6. Okun, M. K., Luther, J., Prather, A. A., Perel, J. M., Wisniewski, S., & Wisner, K. L. (2011) Changes in sleep quality, but not hormones predict time to postpartum depression recurrence. Journal of Affective Disorders 130, 378 – 384.

Amount of sleep (possibly due to the change in pregnancy-related hormones) after giving birth, is predicted to contribute to the relapse of postpartum onset major depression (PPMD). 56 pregnant women with a history of PPMD or major depressive disorder, had their blood sampled to determine plasma estradiol, prolactin, and cortisol levels via hormone assay, in order to see if women with poor sleep quality and controlled hormone levels during postpartum, would increase the chances of the disorder recurring. Sleep quality was measured according to the Pittsburgh Sleep Quality Index, while depression was scaled to the 21-item Hamilton Rating Scale for Depression. Descriptive statistics characterized the results, as women had an increased risk in the disorder if they had a lack of quality sleep during the first seventeen weeks of postpartum, contrary to a low level of estradiol, prolactin, or cortisol.
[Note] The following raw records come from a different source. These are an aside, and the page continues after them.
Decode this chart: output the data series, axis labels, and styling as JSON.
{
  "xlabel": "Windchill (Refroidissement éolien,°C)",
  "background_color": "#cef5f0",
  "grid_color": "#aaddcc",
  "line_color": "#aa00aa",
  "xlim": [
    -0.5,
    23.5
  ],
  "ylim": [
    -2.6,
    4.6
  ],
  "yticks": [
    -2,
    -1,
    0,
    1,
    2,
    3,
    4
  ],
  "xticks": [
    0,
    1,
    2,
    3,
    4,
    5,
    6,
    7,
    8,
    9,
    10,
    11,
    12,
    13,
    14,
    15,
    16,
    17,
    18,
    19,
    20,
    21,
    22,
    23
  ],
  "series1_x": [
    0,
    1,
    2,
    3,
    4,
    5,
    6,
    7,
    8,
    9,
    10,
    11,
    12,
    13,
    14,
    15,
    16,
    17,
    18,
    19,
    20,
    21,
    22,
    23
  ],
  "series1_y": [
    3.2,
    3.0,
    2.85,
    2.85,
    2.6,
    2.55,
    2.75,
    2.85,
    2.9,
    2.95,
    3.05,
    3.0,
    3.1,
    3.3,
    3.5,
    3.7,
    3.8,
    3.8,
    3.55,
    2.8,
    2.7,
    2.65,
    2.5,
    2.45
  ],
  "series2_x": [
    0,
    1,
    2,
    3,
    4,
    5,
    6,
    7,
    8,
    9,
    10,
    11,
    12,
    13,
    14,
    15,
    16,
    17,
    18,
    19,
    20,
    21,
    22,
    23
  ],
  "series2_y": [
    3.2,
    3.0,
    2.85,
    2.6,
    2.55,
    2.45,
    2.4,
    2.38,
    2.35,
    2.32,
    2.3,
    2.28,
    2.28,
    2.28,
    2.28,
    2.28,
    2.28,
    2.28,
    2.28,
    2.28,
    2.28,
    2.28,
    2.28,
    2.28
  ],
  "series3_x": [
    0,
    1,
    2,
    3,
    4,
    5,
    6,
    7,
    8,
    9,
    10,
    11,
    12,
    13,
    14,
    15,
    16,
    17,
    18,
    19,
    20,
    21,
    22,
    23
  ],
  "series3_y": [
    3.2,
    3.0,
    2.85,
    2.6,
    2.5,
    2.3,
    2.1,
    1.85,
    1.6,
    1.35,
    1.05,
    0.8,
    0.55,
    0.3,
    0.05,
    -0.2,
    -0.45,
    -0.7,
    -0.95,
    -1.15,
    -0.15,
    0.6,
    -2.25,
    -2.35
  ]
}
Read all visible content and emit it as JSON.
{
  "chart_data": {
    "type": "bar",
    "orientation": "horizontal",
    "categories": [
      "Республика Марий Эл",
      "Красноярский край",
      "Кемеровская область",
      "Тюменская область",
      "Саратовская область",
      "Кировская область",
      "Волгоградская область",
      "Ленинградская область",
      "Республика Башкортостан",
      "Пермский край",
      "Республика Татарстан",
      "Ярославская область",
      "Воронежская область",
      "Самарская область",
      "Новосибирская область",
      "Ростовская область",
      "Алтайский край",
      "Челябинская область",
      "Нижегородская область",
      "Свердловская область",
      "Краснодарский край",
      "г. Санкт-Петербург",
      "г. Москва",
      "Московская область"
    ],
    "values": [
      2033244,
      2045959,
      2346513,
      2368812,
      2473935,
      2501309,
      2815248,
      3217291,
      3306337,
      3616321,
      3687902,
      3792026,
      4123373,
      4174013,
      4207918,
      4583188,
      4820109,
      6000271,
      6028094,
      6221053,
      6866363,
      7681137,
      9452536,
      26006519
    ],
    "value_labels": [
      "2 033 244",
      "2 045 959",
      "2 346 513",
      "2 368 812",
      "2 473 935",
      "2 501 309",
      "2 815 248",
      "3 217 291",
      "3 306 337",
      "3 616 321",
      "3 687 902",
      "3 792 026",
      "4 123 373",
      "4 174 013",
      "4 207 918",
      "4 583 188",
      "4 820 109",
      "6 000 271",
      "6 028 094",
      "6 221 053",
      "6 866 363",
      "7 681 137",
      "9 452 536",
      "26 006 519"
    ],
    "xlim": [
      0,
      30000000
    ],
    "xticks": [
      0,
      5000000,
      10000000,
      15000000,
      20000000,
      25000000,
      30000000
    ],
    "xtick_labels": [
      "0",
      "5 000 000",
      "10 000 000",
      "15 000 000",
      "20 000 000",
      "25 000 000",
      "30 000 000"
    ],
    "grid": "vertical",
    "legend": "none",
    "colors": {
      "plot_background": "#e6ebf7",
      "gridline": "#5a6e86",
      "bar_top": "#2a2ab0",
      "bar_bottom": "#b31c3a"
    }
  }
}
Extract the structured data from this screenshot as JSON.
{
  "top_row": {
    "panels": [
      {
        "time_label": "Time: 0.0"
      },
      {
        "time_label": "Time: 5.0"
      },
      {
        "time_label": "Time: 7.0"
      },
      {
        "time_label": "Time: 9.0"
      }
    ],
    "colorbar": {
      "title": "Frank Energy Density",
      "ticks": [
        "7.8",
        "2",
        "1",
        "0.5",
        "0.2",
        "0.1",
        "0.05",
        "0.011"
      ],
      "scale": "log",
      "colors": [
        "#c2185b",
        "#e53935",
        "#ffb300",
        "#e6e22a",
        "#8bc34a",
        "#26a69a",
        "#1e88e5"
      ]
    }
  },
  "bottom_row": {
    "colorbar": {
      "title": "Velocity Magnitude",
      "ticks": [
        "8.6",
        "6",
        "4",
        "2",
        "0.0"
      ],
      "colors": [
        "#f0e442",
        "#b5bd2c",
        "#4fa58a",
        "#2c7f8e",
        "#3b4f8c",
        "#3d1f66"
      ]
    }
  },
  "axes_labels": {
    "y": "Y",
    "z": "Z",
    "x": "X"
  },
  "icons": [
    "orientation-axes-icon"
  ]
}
7. Stipcevic, T., Pivac, N., Kozaric-Kovacic, D., & Muck-Seler, D. (2008) Thyroid Activity in Patients with Major Depression. Thyroid Hormones in Depression, Coll. Antropol. 32, 973 – 976.

The relationship between thyroid activity and depression was studied by measuring thyroid function in subjects with major depression and in control groups that had no history of depression. 43 patients consisting of both male and females who were non-suicidal and scored a minimum of 21 on the Montgomery-Asberg Depression Rating Scale, had their blood samples compared to the control group, consisting of 59 healthy individuals, both male and female. Neither group used hormone treatments. Through radioimmunoassay and fluorimmunoassay, serum levels of T3, T4, and TSH were measured. Among the depressive subjects, T3 and TSH were significantly lower than controls, while T4 had no difference. Results confirmed the hypothesis that major depression may be correlated with different levels of thyroid hormones. There is no direct cause, as multiple factors contribute to thyroid hormone levels.

8. Zarroud, F. A., Artz, S., Griffith, J., Sirbu, C., & Kommor, M., (2009) Testosterone and Depression: Systematic Review and Meta-Analysis. Journal of Psychiatric Practice 15(4), 289 – 305.

The effect of testosterone treatment as an antidepressant is studied among depressive patients. In a double-blind procedure, depressed patients were randomly assigned placebos and the testosterone replacement treatment. Depression status was scored using the Hamilton Rating Scale for Depression. Though meta – analysis of multiple studies, it was shown that testosterone replacement therapy had a positive effect on depressed patients compared to the placebo group. Patients who were elderly, or already had hypogonadism, HIV/AIDS, and/or treated with a testosterone gel therapy, also had a more substantial response. As a result, testosterone replacement therapy may act as an antidepressant in depressed patients, with a greater affect on those with hypogonadism, HIV/AIDS, and the elderly. Administration of the therapy however, may affect patient's response to the treatment.